Claim - Every bit of this Parks Tax Measure and other Parks budget money can be legally diverted for other uses in the City and the citizens footing the bill have no legal recourse”

Judged to be TRUE

Basis for Claim – By law, Parcel Tax revenues can only be used for the stated purpose for which the taxes are collected. One would assume by the title of the Measure 2521, the “Parks Maintenance Tax” that all proceeds from the Parcel Tax would be used only for Parks maintenenace. This is not true, however. The Measure actually states that the proceeds can be used as follows:

15.14.070. Limitation on Disposition of Revenue.

Revenues collected under the provisions of this article shall be deposited in a special fund called the park maintenance special tax fund and shall be used only for the operation and maintenance of landscaping, park, open space, median, greenbelt, swimming pools, public recreational facilities and public lighting improvements, within the City and for the incidental expenses incurred in the administration of this tax, including, but not limited to the cost of elections, and the cost of collection.”

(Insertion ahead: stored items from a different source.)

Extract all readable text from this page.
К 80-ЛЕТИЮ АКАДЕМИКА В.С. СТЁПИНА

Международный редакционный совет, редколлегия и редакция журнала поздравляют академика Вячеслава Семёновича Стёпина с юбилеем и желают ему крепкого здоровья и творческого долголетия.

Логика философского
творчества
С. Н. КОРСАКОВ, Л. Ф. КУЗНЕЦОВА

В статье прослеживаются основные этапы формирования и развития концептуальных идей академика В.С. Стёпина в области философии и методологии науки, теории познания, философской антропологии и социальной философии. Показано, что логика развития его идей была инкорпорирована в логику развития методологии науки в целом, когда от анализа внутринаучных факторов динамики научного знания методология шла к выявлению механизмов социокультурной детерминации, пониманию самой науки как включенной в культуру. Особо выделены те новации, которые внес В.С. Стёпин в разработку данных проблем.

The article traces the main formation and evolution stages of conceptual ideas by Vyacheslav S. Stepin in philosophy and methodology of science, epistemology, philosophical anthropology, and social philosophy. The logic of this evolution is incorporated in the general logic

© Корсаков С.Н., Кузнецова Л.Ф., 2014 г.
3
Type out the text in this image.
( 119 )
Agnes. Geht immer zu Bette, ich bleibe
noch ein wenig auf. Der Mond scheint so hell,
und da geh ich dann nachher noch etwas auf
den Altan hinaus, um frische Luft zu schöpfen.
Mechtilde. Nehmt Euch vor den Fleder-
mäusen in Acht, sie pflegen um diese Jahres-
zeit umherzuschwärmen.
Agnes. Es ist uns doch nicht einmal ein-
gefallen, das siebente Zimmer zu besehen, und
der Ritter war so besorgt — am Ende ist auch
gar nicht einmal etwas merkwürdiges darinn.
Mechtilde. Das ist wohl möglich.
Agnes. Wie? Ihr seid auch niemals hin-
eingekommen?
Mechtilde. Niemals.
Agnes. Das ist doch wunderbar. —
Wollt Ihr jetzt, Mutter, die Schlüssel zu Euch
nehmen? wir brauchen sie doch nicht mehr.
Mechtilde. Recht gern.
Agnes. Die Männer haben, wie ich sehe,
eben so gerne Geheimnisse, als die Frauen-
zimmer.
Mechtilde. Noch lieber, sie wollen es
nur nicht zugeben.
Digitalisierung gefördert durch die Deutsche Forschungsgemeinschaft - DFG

So the taxes collected by this Measure could also be used for maintenance of street medians, swimming pools and other recreational facilities, public lighting (such as street lighting and downtown or City Hall parking lot lighting), administration (this could be almost anybody sitting at a desk) and even the cost of this election and collecting the tax in subsequent years. It is possible that not a single dime of the proceeds of this Parcel Tax Measure would even be used for actual park maintenance.

Further, an amount equal to or far greater than the amount of this Parks Parcel Taxes collected can be legally removed by the Council from the Recreation and Parks Department budget otherwise funded by the General Fund resulting in a net loss of money for park maintenance compared to current levels!